While many structural and functional imaging techniques are relatively recent, the origin of structural imaging was the X-ray, developed in 1895. X-rays measure the density of tissues. X-rays use photons, a quantum of visible light that possesses energy; the photons are passed through the body and deflected and absorbed to different degrees by the person’s tissues. They are recorded as they pass out of the body onto a silver halide film. Dense structures such as bone, which block most of the photons, appear white; structures containing air appear black; and muscle, fat and fluids appear in various shades of gray. This technology was the clinician’s main imaging tool for more than half of the 20th century.
A related early technique was angiography, in which a radiopaque dye was injected through a catheter into a blood vessel to detect a blockage or narrowing or architecture of downstream vessels. The vessels were outlined on x-ray as white. Angiography was used to visualize arteries anywhere in the body, including the neck and brain.
Computerization transformed the x-ray in the 1970s, with the development of Computer Assisted Tomography (CT), and its two main developers received the Nobel Prize in Medicine or Physiology in 1979. This technology uses special x-ray equipment to obtain three-dimensional anatomical images of bone, soft tissues and air in the entire body, including the head. An x-ray emitter is rotated around a patient. It measures the rays’ intensities from different angles. For brain imaging, numerous X-ray beams are passed through the head at different angles. Special sensors measure the amount of radiation that is absorbed by different tissues. Then, a computer uses the differences in X-ray absorption to form cross-sectional images or “slices” of brain called “tomograms.”
CT imaging was the first technique, for instance, to show clear evidence, during life, of decreases in the amount of brain tissue in older compared to younger people. CT can be used with or without contrast agents (dyes, such as iodine, that make structures easier to see), but use of contrast enables CT to show bone, soft tissues and blood vessels in the same images.
Because CT can be done quickly, it is especially useful in emergency trauma situations, showing any abnormalities in brain structure including brain swelling, or bleeding arising from ruptured aneurysms, hemorrhagic stroke (a ruptured blood vessel), and head injury.
Ultrasound, another early technique developed in the 1930’s-40’s, was primarily used neurologically until the 1960s to try to identify brain tumors. Ultrasound uses sound waves to determine the locations of surfaces within tissues, and differentiates surfaces from fluids. It does so by measuring the time that passes between the production of an ultrasonic pulse and the echo created when the surface reflects the pulse. But, when scientists determined that the skull significantly distorts the signals, its use for this purpose stopped while its use in obstetrics and gynecology—to image the fetus in utero and to detect ovarian tumors—became widespread.
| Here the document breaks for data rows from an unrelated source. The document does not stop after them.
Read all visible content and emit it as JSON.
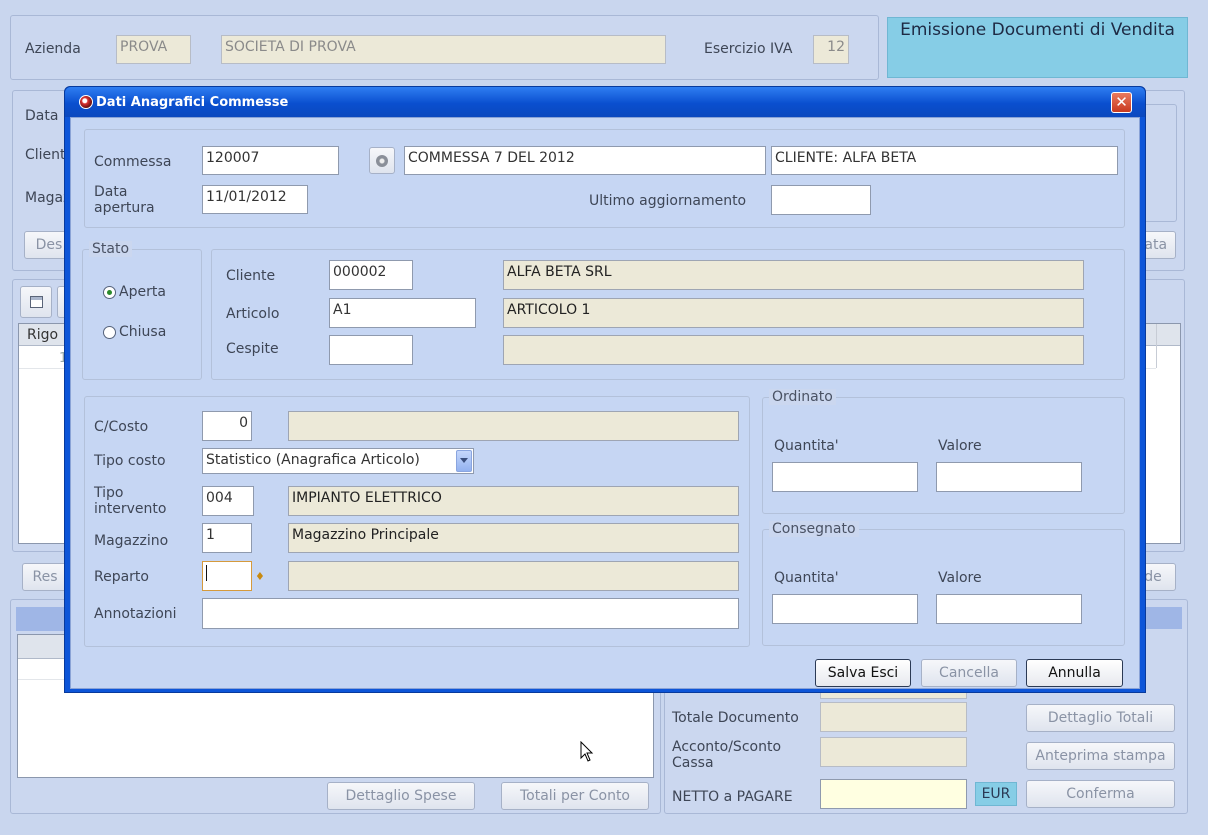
{
  "header": {
    "azienda_label": "Azienda",
    "azienda_code": "PROVA",
    "azienda_name": "SOCIETA DI PROVA",
    "esercizio_label": "Esercizio IVA",
    "esercizio_value": "12",
    "banner_title": "Emissione Documenti di Vendita"
  },
  "background": {
    "data_label": "Data",
    "cliente_label": "Cliente",
    "magazzino_label": "Magaz",
    "btn_des": "Des",
    "btn_tata": "tata",
    "grid_header_rigo": "Rigo",
    "grid_row1": "1",
    "btn_res": "Res",
    "btn_de": "de",
    "btn_dettaglio_spese": "Dettaglio Spese",
    "btn_totali_per_conto": "Totali per Conto",
    "totale_documento_label": "Totale Documento",
    "acconto_label": "Acconto/Sconto Cassa",
    "netto_label": "NETTO a PAGARE",
    "currency": "EUR",
    "btn_dettaglio_totali": "Dettaglio Totali",
    "btn_anteprima_stampa": "Anteprima stampa",
    "btn_conferma": "Conferma"
  },
  "dialog": {
    "title": "Dati Anagrafici Commesse",
    "commessa_label": "Commessa",
    "commessa_value": "120007",
    "commessa_desc": "COMMESSA 7 DEL 2012",
    "commessa_cliente": "CLIENTE: ALFA BETA",
    "data_apertura_label": "Data apertura",
    "data_apertura_value": "11/01/2012",
    "ultimo_agg_label": "Ultimo aggiornamento",
    "ultimo_agg_value": "",
    "stato": {
      "title": "Stato",
      "aperta": "Aperta",
      "chiusa": "Chiusa",
      "selected": "Aperta"
    },
    "cliente_label": "Cliente",
    "cliente_code": "000002",
    "cliente_name": "ALFA BETA SRL",
    "articolo_label": "Articolo",
    "articolo_code": "A1",
    "articolo_name": "ARTICOLO 1",
    "cespite_label": "Cespite",
    "cespite_code": "",
    "cespite_name": "",
    "ccosto_label": "C/Costo",
    "ccosto_value": "0",
    "ccosto_desc": "",
    "tipo_costo_label": "Tipo costo",
    "tipo_costo_value": "Statistico (Anagrafica Articolo)",
    "tipo_intervento_label": "Tipo intervento",
    "tipo_intervento_code": "004",
    "tipo_intervento_desc": "IMPIANTO ELETTRICO",
    "magazzino_label": "Magazzino",
    "magazzino_code": "1",
    "magazzino_desc": "Magazzino Principale",
    "reparto_label": "Reparto",
    "reparto_code": "",
    "reparto_desc": "",
    "annotazioni_label": "Annotazioni",
    "annotazioni_value": "",
    "ordinato": {
      "title": "Ordinato",
      "quantita_label": "Quantita'",
      "valore_label": "Valore",
      "quantita": "",
      "valore": ""
    },
    "consegnato": {
      "title": "Consegnato",
      "quantita_label": "Quantita'",
      "valore_label": "Valore",
      "quantita": "",
      "valore": ""
    },
    "btn_salva_esci": "Salva Esci",
    "btn_cancella": "Cancella",
    "btn_annulla": "Annulla"
  },
  "colors": {
    "banner": "#86cde6",
    "title_bar": "#0a4fcf",
    "dialog_body": "#c6d6f3",
    "readonly_field": "#ece9d8",
    "close_button": "#d8452c"
  },
  "icons": {
    "app_icon": "app-icon",
    "close": "close-icon",
    "lookup": "gear-icon",
    "key": "key-icon",
    "dropdown": "chevron-down-icon",
    "cursor": "mouse-cursor"
  }
}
Fortuitously, abandonment of ultrasound to try to detect brain tumors came at the same time that new radiological technologies for brain imaging such as magnetic resonance imaging (MRI) were emerging. Beginning in the 1980s, however, new ultrasound techniques (“Laser Doppler Ultrasound”) began to evolve; these techniques employ laser technology to combine information from both light and sound and have become a vital part of intensive monitoring of cerebral blood flow in patients with severe head trauma. These technologies and their uses are described later in the section on Electrical and Doppler Ultrasonic Imaging Techniques.